During this week when we’re meeting with a brand new cohort of Doctor of Ministry in Ministry to the Emerging Generations students at Gordon-Conwell Theological Seminary, we’re navigating through some discussions on postmodernism. We’re talking about things like truth, ethics, and relativism. . . along with examples of how these matters are reflected in contemporary culture. Tracking with the news offers case studies on where we stand on matters of right and wrong.
There are two stories in particular that I would suggest you monitor as they unfold. First, there’s the Bill Cosby sexual assault trial. Once one of America’s most respected entertainers, Cosby’s life has been spiraling down due to multiple reports of alleged sexual assaults and horrifying misconduct.

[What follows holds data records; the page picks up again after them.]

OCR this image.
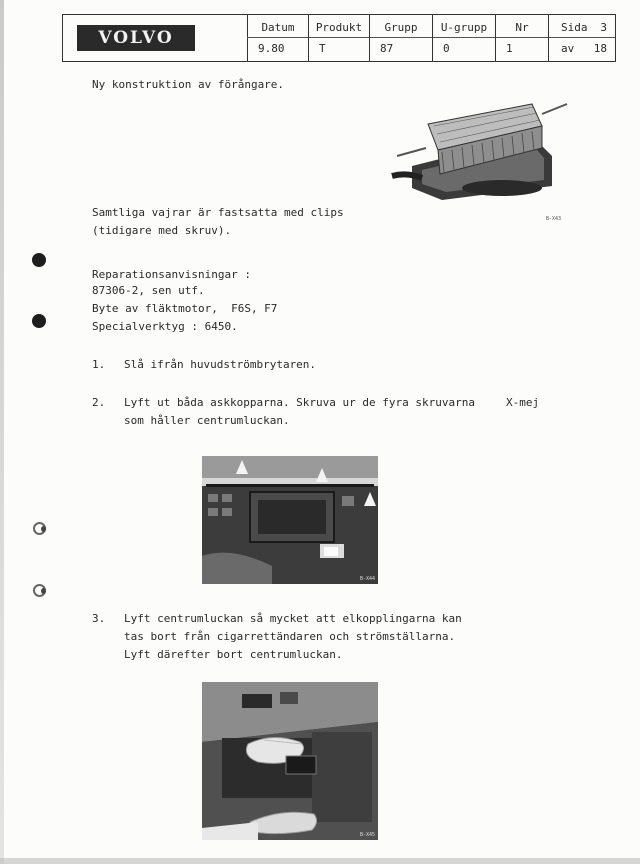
VOLVO
Datum
9.80
Produkt
T
Grupp
87
U-grupp
0
Nr
1
Sida 3
av 18
Ny konstruktion av förångare.
Samtliga vajrar är fastsatta med clips
(tidigare med skruv).
B-X43
Reparationsanvisningar :
87306-2, sen utf.
Byte av fläktmotor,  F6S, F7
Specialverktyg : 6450.
1. Slå ifrån huvudströmbrytaren.
2. Lyft ut båda askkopparna. Skruva ur de fyra skruvarna
som håller centrumluckan.
X-mej
B-X44
3. Lyft centrumluckan så mycket att elkopplingarna kan
tas bort från cigarrettändaren och strömställarna.
Lyft därefter bort centrumluckan.
B-X45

Even while sexual mores and standards are loosening in our culture (what used to be wrong may now be seen as normal and even right), male privilege and misogyny are rightly being challenged. . . something that is long overdue. And where this trial progresses and ultimately ends will be quite telling as to how we view not only our sexuality, but the overall categories of right and wrong. . . at least in this moment in our culture’s history.
Second, there’s the troubling story of Michelle Carter, the now 20-year-old who is on trial for sending a series of text messages to her boyfriend, Conrad Roy, urging him to take his own life. When Roy completed his suicide back in 2014, authorities discovered Carter’s alarming texts and arrested her. This week, she’s on trial in a Massachusetts’ Court for manslaughter. Guilty or not guilty? Right or wrong? Should she be held responsible? It will be interesting and quite telling to see what the court decides.
Culture, as we always say here at CPYU, is both a map and a mirror. Somewhere along the way, both Cosby and Carter learned cultural maps that shaped beliefs which in turn shaped behaviors. What the judicial and legal systems do with these cases will offer a mirror into who we are and what we believe. And then the cycle will continue, with the decisions in these cases serving as maps.
So, watch and learn. “Read” these stories through the lens of God’s Word. Then as you’re learning, never forget that both you and the kids you know and love are broken. Our default setting is to do the wrong thing. Heed the warnings. . . because there but for the grace of God go you and I. And finally, prayerfully pursue a life of redemptive presence by living out Kingdom priorities. . . serving, as Jesus calls us to, as salt and light.